在那个时候,我被C#(一种为Java难民设计的精美语言)所迷住了,它被Wordpress迷住了,而被PHP扭曲了。 更不用说观看JavaScript了-JavaScript! - 统治世界。 他们都有可爱的怪癖。 他们所有的人都有其粗糙的边缘。 我有点爱又恨他们。
I’ve been stunned by the growth of startups I’ve worked for. I’ve moved from full time worker, to being so burned out I needed to work as little as possible with technology, to contractor, to full time once more, to starting my own thing.
我为曾经工作过的初创公司的成长而震惊。 我已经从全职工作人员转变为精疲力尽,我需要尽可能少地使用技术,再到承包商,再到全职工作,开始自己的事。
Some years I’ve loved that code has been my life for this long — other than breathing, walking, reading and eating, there has nothing I’ve been doing longer.
几年来,我一直爱代码一直是我的生命–除了呼吸,散步,阅读和饮食外,我再也没有做任何事情了。
Other years, I’ve wanted to run, to escape, to cut all ties and start again.
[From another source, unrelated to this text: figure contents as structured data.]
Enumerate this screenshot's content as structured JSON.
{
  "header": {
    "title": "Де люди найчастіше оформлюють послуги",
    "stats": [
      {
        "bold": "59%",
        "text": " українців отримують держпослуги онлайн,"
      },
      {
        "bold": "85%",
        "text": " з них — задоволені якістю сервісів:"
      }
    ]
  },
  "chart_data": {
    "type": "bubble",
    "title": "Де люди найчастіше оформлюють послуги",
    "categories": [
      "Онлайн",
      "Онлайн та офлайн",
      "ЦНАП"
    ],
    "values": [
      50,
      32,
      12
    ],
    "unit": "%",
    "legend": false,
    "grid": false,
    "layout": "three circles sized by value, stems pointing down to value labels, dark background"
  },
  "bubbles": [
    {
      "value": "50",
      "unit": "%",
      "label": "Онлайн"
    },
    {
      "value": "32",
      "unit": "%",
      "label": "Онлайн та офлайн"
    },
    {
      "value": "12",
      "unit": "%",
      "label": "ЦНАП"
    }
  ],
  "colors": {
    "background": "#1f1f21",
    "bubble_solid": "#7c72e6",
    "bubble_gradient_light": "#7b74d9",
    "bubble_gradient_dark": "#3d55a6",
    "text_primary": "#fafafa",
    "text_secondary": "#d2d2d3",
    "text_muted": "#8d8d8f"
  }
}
But I keep coming back. The power to take an idea, write some lines in an editor and just run it, watching it take life as you type, remains enduringly addictive. So every time I fall out of love with code, I know it’s just a matter of time before I fall back in love again.
其他年份,我想逃避一切关系,重新开始。 但是我一直回来。 发挥创意,在编辑器中写几行并运行它,看着它随着您打字而生机勃勃的能力仍然持久地令人上瘾。 因此,每次我不喜欢代码时,我就知道再次回到爱中只是时间问题。
It’ll likely be the same for you.
对您来说可能是一样的。
If you visit my site, and sign up for my list, I’ll send you three things completely free:
如果您访问我的网站并注册列表,我将免费为您发送三件事:
The Ultimate Guide to Meditation for Programmers
程序员冥想终极指南
The Coding Burnout Checklist
编码倦怠清单
This article first appeared on www.codingmindfully.com.
这篇文章首先出现在www.codingmindfully.com上 。